I'm not sure how much this violates existing principles or just adds complexity to BIDS Apps.

chrisgorgo commented 4 years ago

As a side note - the question of how to introduce the new format can be separate from the question of what is the ideal new format. Admins might want to split the discussions for clarity.

Now back to logistics. I see the following options: 1) Require the metadata in either new or old format.

Option 3 could lead to 4 after some depreciation period. Tooling could be built to assist in updating datasets.

mattcieslak commented 4 years ago

If you have a RASB tsv file and a dwi nifti file it would be very easy to generate correct bval and bvec files based on the nifti header. It's the other direction that is tricky. If an RASB tsv were available I would use that first. Otherwise the app would fall back to using the bvals and bvecs at the user's own risk. Unless the BIDS app completely forgoes using FSL, bvals and bvecs will need to be created at some point anyways.

Also, is this thread suggesting creating a json sidecar for the dwi.tsv file or adding some additional fields to dwi.json? The PR #352 implements the latter at the moment

dPys commented 4 years ago

I was proposing a separate json to house derivative metadata for the vectors represented in .tsv. This could include tau, big/small delta, b0 indices, vector orientation relative to image orientation, the gradient table itself with b-matrix / b-vector representations, and units of the b-values (as @arokem suggested). I also agree with @oesteban 's reluctance to include provenance in the json itself, though I do think some type of change log would be useful.

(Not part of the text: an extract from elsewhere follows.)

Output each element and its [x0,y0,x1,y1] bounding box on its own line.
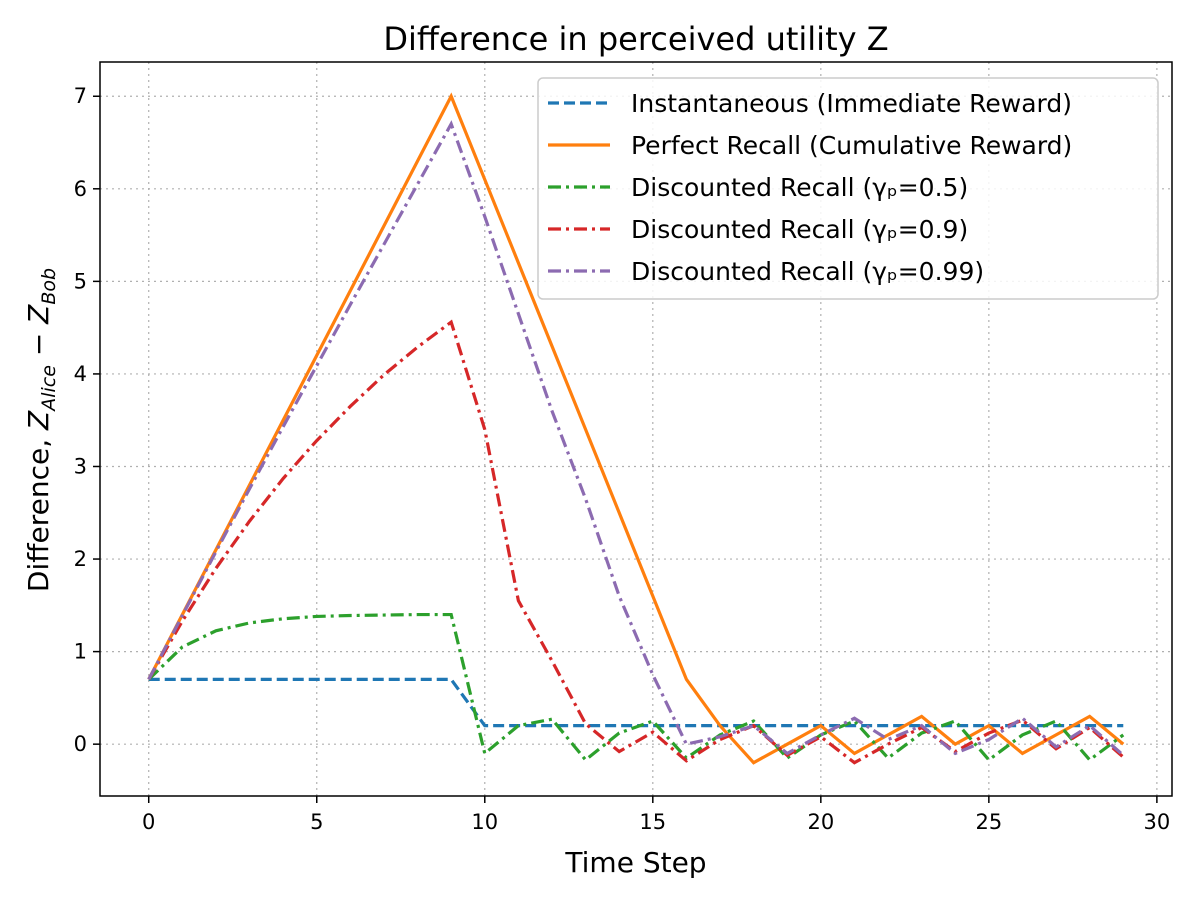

oesteban commented 4 years ago

Thanks very much @mattcieslak for submitting #352. I'm going to lock this thread so that conversation continues there.

francopestilli commented 4 years ago

I just found this thread. I made an independent comment about the proposed tsv file. https://github.com/bids-standard/bids-specification/commit/1d50d14bed67e97892d29ee4edcfbc68a8388d59#r35716642

I see now you guys have been discussing this. Which is great. If we all agree. Please disregard my comment.